Ti trovi quì: Home // In Evidenza // Addio a Sandro Munari “il Drago” dei Rally e della Targa

Addio a Sandro Munari “il Drago” dei Rally e della Targa

Se i rally degli anni Settanta hanno avuto un volto, era il suo. Si è spento dopo una lunga malattia all’età di 86 anni Sandro Munari, il «Drago», l’uomo che portò le Lancia sul tetto del mondo trasformando ogni prova speciale in territorio di conquista.

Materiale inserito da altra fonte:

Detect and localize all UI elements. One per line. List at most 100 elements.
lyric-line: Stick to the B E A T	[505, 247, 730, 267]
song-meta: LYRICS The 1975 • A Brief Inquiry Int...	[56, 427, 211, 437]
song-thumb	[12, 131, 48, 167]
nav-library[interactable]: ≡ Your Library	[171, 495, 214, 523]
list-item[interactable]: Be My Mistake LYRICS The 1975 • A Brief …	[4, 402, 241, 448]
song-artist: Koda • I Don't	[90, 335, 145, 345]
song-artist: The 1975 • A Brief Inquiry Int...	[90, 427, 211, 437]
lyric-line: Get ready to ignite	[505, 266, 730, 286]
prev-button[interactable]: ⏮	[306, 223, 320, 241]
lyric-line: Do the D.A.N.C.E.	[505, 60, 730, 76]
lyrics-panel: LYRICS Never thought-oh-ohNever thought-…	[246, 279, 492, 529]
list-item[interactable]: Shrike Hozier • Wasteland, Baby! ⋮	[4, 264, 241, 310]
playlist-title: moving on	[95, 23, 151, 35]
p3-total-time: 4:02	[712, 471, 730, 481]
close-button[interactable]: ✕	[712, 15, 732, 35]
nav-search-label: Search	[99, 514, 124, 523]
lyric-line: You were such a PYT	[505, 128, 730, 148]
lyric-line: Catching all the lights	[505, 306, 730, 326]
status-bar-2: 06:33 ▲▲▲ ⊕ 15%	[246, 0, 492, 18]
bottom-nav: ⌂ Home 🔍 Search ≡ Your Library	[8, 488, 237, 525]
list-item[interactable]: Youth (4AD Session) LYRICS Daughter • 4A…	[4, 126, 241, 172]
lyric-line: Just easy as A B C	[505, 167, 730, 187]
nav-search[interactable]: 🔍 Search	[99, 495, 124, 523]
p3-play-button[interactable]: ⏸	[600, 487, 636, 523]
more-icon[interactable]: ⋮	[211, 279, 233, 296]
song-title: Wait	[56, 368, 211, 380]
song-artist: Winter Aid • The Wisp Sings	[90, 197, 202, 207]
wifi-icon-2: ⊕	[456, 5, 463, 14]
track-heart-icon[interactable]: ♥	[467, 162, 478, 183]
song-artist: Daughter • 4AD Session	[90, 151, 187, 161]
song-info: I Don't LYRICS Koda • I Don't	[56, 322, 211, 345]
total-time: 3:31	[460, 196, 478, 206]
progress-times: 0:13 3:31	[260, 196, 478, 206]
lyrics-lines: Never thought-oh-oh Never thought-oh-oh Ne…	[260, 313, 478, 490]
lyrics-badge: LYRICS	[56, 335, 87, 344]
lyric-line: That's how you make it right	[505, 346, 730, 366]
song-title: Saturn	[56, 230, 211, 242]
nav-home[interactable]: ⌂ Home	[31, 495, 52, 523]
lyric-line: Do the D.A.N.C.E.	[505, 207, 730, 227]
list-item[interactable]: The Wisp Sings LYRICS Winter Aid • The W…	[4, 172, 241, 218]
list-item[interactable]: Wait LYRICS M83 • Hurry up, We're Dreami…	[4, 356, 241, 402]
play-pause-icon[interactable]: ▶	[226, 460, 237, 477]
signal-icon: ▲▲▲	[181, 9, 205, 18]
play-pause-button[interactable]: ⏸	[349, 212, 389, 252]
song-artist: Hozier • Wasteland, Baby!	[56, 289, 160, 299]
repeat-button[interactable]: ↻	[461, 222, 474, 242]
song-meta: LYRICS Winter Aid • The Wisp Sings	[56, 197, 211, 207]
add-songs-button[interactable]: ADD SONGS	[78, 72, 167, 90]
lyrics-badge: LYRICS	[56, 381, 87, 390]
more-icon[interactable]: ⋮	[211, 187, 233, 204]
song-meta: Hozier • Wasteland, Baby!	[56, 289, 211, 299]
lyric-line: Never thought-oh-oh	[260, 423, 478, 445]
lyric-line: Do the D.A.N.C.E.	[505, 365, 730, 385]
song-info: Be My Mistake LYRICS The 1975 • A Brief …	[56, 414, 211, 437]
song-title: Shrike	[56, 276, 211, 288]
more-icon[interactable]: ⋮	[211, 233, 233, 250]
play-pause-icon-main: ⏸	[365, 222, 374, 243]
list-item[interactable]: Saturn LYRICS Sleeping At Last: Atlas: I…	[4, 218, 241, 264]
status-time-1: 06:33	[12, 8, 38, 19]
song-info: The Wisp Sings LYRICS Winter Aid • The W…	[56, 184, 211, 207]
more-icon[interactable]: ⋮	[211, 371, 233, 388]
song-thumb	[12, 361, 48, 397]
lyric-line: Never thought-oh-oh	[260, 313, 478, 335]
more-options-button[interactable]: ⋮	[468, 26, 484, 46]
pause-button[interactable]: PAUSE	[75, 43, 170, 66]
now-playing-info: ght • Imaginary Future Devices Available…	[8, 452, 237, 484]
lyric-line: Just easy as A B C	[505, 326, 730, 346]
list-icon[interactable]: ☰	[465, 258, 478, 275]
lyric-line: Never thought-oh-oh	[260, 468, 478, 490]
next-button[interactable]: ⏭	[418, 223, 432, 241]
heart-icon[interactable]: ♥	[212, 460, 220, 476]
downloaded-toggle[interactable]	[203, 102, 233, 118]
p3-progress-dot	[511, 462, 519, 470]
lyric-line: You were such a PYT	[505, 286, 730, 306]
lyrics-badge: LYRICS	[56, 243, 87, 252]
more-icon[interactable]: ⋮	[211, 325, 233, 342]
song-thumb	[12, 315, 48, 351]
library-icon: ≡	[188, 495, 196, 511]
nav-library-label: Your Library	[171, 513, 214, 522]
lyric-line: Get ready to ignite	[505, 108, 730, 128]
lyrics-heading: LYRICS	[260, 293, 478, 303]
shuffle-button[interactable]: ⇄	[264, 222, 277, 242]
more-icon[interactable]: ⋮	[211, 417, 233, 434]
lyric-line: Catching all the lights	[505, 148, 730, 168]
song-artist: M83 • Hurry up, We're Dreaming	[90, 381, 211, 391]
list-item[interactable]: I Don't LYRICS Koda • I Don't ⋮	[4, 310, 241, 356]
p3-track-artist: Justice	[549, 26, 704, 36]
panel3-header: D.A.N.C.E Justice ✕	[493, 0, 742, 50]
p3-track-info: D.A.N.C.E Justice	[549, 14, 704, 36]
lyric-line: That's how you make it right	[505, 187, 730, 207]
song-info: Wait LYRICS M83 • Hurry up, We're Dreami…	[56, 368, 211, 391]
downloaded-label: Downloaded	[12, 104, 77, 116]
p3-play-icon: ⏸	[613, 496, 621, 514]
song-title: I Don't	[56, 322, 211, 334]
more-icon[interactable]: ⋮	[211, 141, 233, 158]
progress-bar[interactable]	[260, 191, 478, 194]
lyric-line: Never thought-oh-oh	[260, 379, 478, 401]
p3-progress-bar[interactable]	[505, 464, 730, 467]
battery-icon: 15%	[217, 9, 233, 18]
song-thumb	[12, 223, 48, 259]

Nato a Cavarzere, nel Veneziano, nel marzo 1940, figlio di agricoltori, Munari si avvicina alle corse nei primi anni Sessanta: prima i kart, poi il ruolo di navigatore accanto ad Arnaldo Cavallari su Alfa Romeo Giulia TI Super del Jolly Club. L’impatto è immediato: vittoria al Rally di San Martino di Castrozza, successo in Portogallo e titolo italiano. Ma il Drago vuole il volante tra le mani. L’ingresso nella scuderia Jolly Club di Mario Angiolini e il legame con Lancia segnano la svolta. Con la Fulvia – prima Coupé, poi Zagato e infine HF – costruisce la propria leggenda. Nel 1969 conquista il Campionato Italiano Rally; nel 1972 firma l’impresa che lo consegna alla storia: il trionfo al Rally di Montecarlo insieme a Mario Mannucci, prima vittoria assoluta di un italiano nella gara più iconica del calendario. Poi arriva la Stratos, vettura rivoluzionaria nata per dominare i rally. Munari la porta subito al successo nel 1973 e inaugura una stagione irripetibile: sette vittorie nel Mondiale Rally e la Coppa FIA Piloti nel 1977, quando il titolo iridato costruttori era già realtà per Lancia. Non solo sterrati e ghiaccio: Munari brilla anche nelle gare endurance e di velocità. Secondo di classe alla 12 Ore di Sebring nel 1966 con Fulvia Zagato, vincitore della Targa Florio 1972 su Ferrari 312 PB in coppia con Arturo Merzario, protagonista al Mugello.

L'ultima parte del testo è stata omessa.